The Request communicated to Mr Duer for forwarding such of the Goods as have not been delivered to continental Recruits shall be instantly complied with.
Permit us to assure your Excellency that there is not the least Reason for apprehending that any Stores or Goods passing thro’ this State will be detained. The Respect we have always shewn and sincerely feel for your Person and Office, our uniform and chearful Compliance with all your Requisitions, our Zeal for the common Cause, and the great and continued Exertions of this State for it’s Success, ought we flatter ourselves to secure us from such Suspicion. In the Instance of which your Excellency complains, we conceived we were serving the Public; tho we were sensible, that in that, as well as many other Respects, we were acting out of our proper Sphere. It is out of our Power to Cloathe the quota of Levies of this State; our Militia, constantly employed in the field, are drawn from their ordinary Business; the Inhabitants themselves are destitute.

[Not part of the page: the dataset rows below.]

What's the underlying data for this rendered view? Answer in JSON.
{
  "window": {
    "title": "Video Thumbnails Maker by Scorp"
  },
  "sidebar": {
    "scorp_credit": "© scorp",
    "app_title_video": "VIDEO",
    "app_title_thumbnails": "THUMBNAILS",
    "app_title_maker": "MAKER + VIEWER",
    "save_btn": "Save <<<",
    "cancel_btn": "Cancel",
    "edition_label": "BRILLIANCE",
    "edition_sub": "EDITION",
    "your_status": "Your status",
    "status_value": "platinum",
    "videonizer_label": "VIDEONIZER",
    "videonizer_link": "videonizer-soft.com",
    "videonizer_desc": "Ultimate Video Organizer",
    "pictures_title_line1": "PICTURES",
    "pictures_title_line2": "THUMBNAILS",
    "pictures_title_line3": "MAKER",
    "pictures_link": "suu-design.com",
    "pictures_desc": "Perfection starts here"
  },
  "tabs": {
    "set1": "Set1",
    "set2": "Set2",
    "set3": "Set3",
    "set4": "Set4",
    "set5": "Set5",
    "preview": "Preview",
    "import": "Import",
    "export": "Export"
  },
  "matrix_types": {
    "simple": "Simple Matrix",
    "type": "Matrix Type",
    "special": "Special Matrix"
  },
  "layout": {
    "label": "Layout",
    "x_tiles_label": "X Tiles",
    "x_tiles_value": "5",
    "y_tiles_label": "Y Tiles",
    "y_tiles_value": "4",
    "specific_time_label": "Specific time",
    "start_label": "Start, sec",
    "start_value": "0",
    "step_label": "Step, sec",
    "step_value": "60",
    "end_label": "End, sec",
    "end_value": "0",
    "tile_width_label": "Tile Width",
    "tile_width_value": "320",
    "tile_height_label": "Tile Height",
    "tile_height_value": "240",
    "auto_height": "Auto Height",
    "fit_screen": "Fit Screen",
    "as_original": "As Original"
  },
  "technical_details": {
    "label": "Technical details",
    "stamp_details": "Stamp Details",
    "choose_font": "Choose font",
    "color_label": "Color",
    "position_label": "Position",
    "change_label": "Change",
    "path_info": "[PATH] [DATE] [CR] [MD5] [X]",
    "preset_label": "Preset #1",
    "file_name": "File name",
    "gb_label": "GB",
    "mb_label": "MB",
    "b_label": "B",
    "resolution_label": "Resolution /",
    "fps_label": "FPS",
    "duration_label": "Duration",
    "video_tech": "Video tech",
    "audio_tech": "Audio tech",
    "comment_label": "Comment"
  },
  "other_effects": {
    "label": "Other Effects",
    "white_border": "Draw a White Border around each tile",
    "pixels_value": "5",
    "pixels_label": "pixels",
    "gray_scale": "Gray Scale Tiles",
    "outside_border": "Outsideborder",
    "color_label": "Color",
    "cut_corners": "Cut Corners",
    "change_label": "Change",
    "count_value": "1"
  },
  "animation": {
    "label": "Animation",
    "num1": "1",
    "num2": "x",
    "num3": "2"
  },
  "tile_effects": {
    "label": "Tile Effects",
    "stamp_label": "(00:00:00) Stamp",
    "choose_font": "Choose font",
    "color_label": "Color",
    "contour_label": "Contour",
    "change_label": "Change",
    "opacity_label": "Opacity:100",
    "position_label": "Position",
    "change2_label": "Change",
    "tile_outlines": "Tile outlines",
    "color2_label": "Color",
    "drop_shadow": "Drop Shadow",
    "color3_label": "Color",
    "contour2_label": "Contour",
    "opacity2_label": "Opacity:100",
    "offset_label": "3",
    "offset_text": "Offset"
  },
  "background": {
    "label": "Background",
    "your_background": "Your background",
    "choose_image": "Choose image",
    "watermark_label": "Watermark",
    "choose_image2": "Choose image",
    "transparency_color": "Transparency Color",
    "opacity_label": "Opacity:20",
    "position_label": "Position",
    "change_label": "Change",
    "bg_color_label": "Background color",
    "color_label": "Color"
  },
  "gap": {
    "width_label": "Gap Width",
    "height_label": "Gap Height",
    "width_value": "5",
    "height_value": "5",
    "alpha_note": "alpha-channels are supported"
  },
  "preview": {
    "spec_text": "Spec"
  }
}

We have few Manufacturers and Cloth of every kind is scarce and dear beyond Description. We have informed the Congress of our Inability as well as the Quarter Mr General—We have no Answer or Aid from either:1 but assure ourselves that when your Excellency’s arduous Situation, shall permit, these Circumstances which give us unspeakable Distress, will claim your Attention.
The first New York Battalion commanded by Colo. Van Schaick and recruited to about 400 Men is already marched to garrison Fort George or Ticonderoga for the Safety of which against a Winter Campaign, we are not without strong Apprehension, as the Troops stationed at those important Fortresses march off immediately on the Expiration of the Term of their Enlistment.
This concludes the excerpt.